More than one year ago, Stormy Daniels filed an appeal to a judge’s ruling that threw out her defamation lawsuit against Donald Trump. On Tuesday of this week, a three-judge panel in federal appellate court finally heard arguments in the case, as lawyers for Daniels and Trump went head-to-head in Pasadena, California.
In 2018, Daniels claimed in a televised interview that she had been physically threatened in a Las Vegas parking lot by a man who invoked Trump’s name in his attempt to frighten her. In the interview, Daniels presented a forensic sketch of the man she recalled from the alleged incident seven years earlier.
Trump responded via Twitter, calling the man in the sketch “nonexistent,” and accusing Daniels of perpetrating “a total con job.”
Daniels, who at the time was represented by attorney Michael Avenatti, quickly filed a defamation lawsuit against Trump. But in December of 2018, a federal judge tossed out the lawsuit, saying that Trump’s remarks were protected under the First Amendment as “rhetorical hyperbole.” The judge ordered Daniels to pay Trump’s legal fees—nearly $300,000.
In the Tuesday hearing, Trump lawyer Charles Harder told the judges that Trump did not intend his tweet to be taken as a factual accusation that Daniels had simply made up her story of the threat. Instead, Harder said, Trump’s statements were “the modern-day equivalent of calling B.S. or saying bunk or malarkey or hooey or garbage or I don’t buy it.”
Asked by Judge Kim Wardlaw, a Bill Clinton appointee, if Trump was calling Daniels a liar, Harder said that he was not, and that Trump had “never used those words,” or directly asserted that Daniels was lying about the alleged threat. Instead, Harder argued, Trump was merely stating his “opinion.”
But Daniels’ lawyer, Clark Brewster—who replaced Avenatti in March of 2019—scoffed at Harder’s claim.
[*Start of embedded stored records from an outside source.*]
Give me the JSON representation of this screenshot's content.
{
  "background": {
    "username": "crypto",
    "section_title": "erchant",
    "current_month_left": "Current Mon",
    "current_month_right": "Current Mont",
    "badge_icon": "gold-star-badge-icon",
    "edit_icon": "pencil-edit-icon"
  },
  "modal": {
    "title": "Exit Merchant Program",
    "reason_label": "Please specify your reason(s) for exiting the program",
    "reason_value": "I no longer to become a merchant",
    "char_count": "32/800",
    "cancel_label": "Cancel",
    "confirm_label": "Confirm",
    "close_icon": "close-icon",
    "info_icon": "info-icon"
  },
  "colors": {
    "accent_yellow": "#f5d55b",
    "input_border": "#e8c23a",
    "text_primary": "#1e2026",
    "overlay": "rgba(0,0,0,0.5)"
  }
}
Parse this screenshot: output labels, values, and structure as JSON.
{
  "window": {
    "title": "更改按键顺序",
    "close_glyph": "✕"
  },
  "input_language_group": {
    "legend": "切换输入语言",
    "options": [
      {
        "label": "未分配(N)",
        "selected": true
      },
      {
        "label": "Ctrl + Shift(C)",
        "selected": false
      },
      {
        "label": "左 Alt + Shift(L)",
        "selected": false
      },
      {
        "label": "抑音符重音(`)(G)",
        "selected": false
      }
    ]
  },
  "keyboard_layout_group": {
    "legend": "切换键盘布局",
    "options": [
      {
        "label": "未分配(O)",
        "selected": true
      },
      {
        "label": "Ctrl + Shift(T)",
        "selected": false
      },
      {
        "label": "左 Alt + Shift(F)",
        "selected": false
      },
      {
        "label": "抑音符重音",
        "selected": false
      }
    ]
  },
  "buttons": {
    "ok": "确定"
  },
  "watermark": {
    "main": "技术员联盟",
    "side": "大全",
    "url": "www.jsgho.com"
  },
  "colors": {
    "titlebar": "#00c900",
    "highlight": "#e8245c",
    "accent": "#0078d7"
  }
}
Trump, he said, was well aware of the threat attempt against Daniels, and in fact included language about the incident in a non-disclosure agreement signed by Daniels.
“It was negotiated at the time and known by Trump at the time that this man had accosted and threatened an assault upon her,” Brewster told the appeals court. “It was in the contract, but then [he] claimed, ‘I don’t know anything about it.’”
Brewster also argued that the lawyers had presented no evidence of Trump’s “goodwill,” which he said was necessary because “his default is to be reckless in his statements.” At the same time, Trump’s lawyers included information about the adult films in which Daniels has appeared in their court briefs, even though they were not permitted to use that information to “smear” her in the lower court.
Brewster told the judges that he took pride in Daniels for “for standing up and fighting here.”